Rio Sava Exploration, the Serbian subsidiary of Rio Tinto, applied to receive the status of a strategic project under the Critical Raw Materials Act (CRMA) for its planned lithium and boron mine in the Jadar river valley, domestic environmentalist network Marš sa Drine said. Together with German NGO Green Legal Impact, it has urged the European Commission’s Directorate-General for Internal Market, Industry, Entrepreneurship and SMEs (DG GROW) to reject the bid.

“This project should not be granted strategic status based on legal, environmental, social and political concerns. Risks already known include mining activities to surrounding water bodies, repression against environmental defenders, lack of administrative transparency and accountability,” Marš sa Drine said.

The Jadar proposal doesn’t fulfill the criteria for a strategic status as per CRMA, according to the notice, also addressed to the members of the Critical Raw Materials Board.

Jadar project doesn’t qualify for environmental permit, let alone strategic status

The two groups also contested the lack of a legal avenue for NGOs to dispute the matter.

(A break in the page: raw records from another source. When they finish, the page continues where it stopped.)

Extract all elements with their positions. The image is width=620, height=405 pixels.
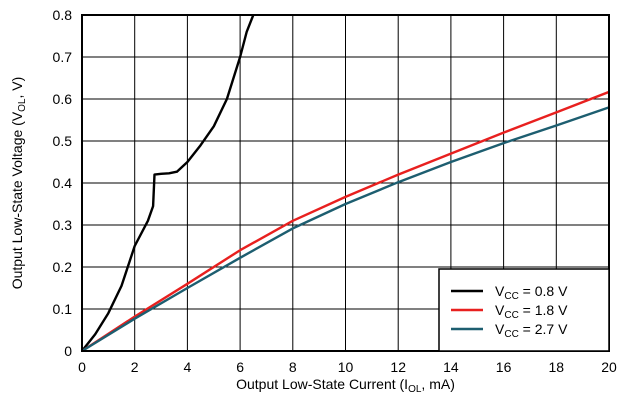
y-tick-labels: 0 0.1 0.2 0.3 0.4 0.5 0.6 0.7 0.8: [53, 7, 73, 359]
x-tick-label: 2: [131, 359, 139, 375]
legend-label-vcc-0-8: VCC = 0.8 V: [495, 283, 568, 302]
x-tick-label: 20: [601, 359, 617, 375]
legend-label-vcc-2-7: VCC = 2.7 V: [495, 321, 568, 340]
x-tick-label: 4: [184, 359, 192, 375]
plot-frame: [81, 14, 610, 352]
series-lines: [82, 15, 609, 351]
y-tick-label: 0.1: [53, 301, 73, 317]
y-tick-label: 0.5: [53, 133, 73, 149]
x-tick-label: 18: [549, 359, 565, 375]
series-line-0: [82, 15, 255, 351]
x-tick-label: 10: [338, 359, 354, 375]
legend-label-vcc-1-8: VCC = 1.8 V: [495, 302, 568, 321]
legend-entry-vcc-1-8: VCC = 1.8 V: [451, 302, 568, 321]
x-axis-title: Output Low-State Current (IOL, mA): [236, 376, 455, 395]
x-tick-label: 14: [443, 359, 459, 375]
legend: VCC = 0.8 V VCC = 1.8 V VCC = 2.7 V: [438, 268, 610, 352]
y-axis-title: Output Low-State Voltage (VOL, V): [9, 77, 28, 290]
y-tick-label: 0: [64, 343, 72, 359]
series-line-2: [82, 106, 609, 351]
y-tick-label: 0.7: [53, 49, 73, 65]
x-tick-label: 6: [236, 359, 244, 375]
y-tick-label: 0.4: [53, 175, 73, 191]
y-tick-label: 0.6: [53, 91, 73, 107]
x-tick-label: 0: [78, 359, 86, 375]
legend-entry-vcc-0-8: VCC = 0.8 V: [451, 283, 568, 302]
y-tick-label: 0.3: [53, 217, 73, 233]
x-tick-labels: 0 2 4 6 8 10 12 14 16 18 20: [78, 359, 617, 375]
x-tick-label: 12: [390, 359, 406, 375]
y-tick-label: 0.8: [53, 7, 73, 23]
y-tick-label: 0.2: [53, 259, 73, 275]
x-tick-label: 8: [289, 359, 297, 375]
legend-entry-vcc-2-7: VCC = 2.7 V: [451, 321, 568, 340]
series-line-1: [82, 90, 609, 351]
x-tick-label: 16: [496, 359, 512, 375]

In Serbia, the shortcomings of the Jadar proposal are adding strong legal arguments against granting any environmental permit, they pointed out.

Their report indicates environmental, human rights and human health dangers, lack of transparency and inconsistency with good business practice, legal irregularity, impacts on soil, agriculture, water, protected sites and species and the land acquisition process, lack of transparency and intimidation, impact on the social structure of the region, jobs creation, tax revenue, effects on existing business, particularly agriculture, irregularities in terms of permitting, timelines and governance issues as well as violations of Serbian law.

“The European Union’s mineral acquisitions are deeply intertwined with concerns of neocolonial practices. As the EU seeks to secure a greener economy, its dependence on these minerals places it in a position of significant power over foreign nations rich in such resources, where extraction projects are often conducted by global giants like Rio Tinto. This reliance reveals a broader pattern of exploitative dynamics in the EU’s relationship with resource-rich nations, particularly in regions where governance and environmental protections may be weak,” Marš sa Drine wrote.

It is part of the Association of Environmental Organizations of Serbia (SEOS).

The future is not green if it’s only green for you, Bojana Novaković tells EU

In countries like Serbia, the extraction of minerals could devastate local ecosystems – damaging soil, water, and biodiversity and creating political and social instability – raising questions about the EU’s commitment to human rights and sustainable practices abroad, said Bojana Novaković from the Serbian network.

The EU’s push for ethical sourcing is compromised when it turns a blind eye to these environmental and social impacts, in her view.

“The lack of transparency, legal irregularities, and deficient feasibility studies in these projects further expose the EU’s complicity in undermining the very governance and regulatory frameworks it claims to champion, perpetuating a system of unequal resource extraction that benefits parts of Europe at the expense of other nations. The future is not green if it’s only green for you, Novaković stressed.

The EU’s push for ethical sourcing is compromised when it turns a blind eye to these environmental and social impacts, says Bojana Novaković from Serbia-based Marš sa Drine network

Of note, Balkan Green Energy News has published and is regularly updating a chronological overview of the key events in the development of the Jadar project since 2001, when Rio Tinto arrived in Serbia. For more than three years now, Rio Tinto and Serbia’s government, which champions the proposal, have met fierce resistance from the local population and environmentalists. The movement includes people from other areas in the country and neighboring Bosnia and Herzegovina with sites for the exploration of lithium and various minerals, as well as various mining operations.

Marš sa Drine and other organizations mobilized citizens who filed more than 10,000 complaints against an approval by the government that paves the way for the Anglo-Australian mining giant to submit an environmental impact assessment study.